¿Alguien se ha percatado de que desde que llevamos ocultos en nuestras cuevas de ladrillo no ha dejado de llover? ¿Habrá sido casualidad? ¿O nos dejamos convencer por todas esas teorías conspiranoicas que han ido brotando, como setas, en el campo llamado Internet?
Sea como sea, lo cierto es que hace días que el sol no se ha atrevido a asomarse por estos lares. Tal vez tenga miedo, como todos nosotros, y oculto guarda cuarentena a la espera de buenas noticias. Esas que casi nunca llegan y si lo hacen es a cuenta gotas, en pequeñas capsulas, en pastillas que no logran quitarnos de la cabeza esa sensación de angustia y desanimo generalizado.
Visualizo los colores anaranjados de una puesta de sol tras los edificios a medio construir de la Avenida y se me antojan lejanos. Su calidez me reconforta, al igual que rememorar el paseo de aquella tarde estival por el parque nuevo.

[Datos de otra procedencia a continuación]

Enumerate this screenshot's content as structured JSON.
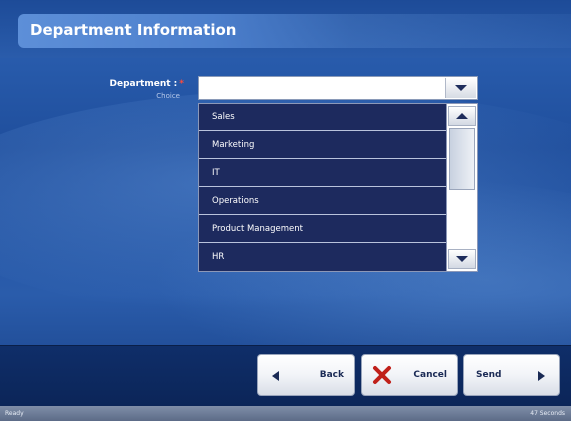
{
  "header": {
    "title": "Department Information"
  },
  "form": {
    "department_label": "Department :",
    "required_mark": "*",
    "department_sublabel": "Choice",
    "department_value": "",
    "options": [
      "Sales",
      "Marketing",
      "IT",
      "Operations",
      "Product Management",
      "HR"
    ]
  },
  "buttons": {
    "back": "Back",
    "cancel": "Cancel",
    "send": "Send"
  },
  "status": {
    "left": "Ready",
    "right": "47 Seconds"
  },
  "icons": {
    "dropdown": "chevron-down-icon",
    "scroll_up": "scroll-up-icon",
    "scroll_down": "scroll-down-icon",
    "back": "arrow-left-icon",
    "cancel": "close-icon",
    "send": "arrow-right-icon"
  },
  "colors": {
    "list_bg": "#1d2a5e",
    "cancel_x": "#c0201a",
    "title_bar": "#4c7fcc"
  }
}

Me consuelo pensando que todo eso regresará en forma de primavera tardía, de deseado verano y de relajante otoño. Lo no vivido nos será devuelto, como esos atardeceres de periferia que, aunque contemplados mil veces, los recibiremos con los brazos abiertos y con nuevos ojos dispuestos a mirar más allá de lo cotidiano.
Eso sí, al menos nos hemos librado de unas Fallas pasadas por agua.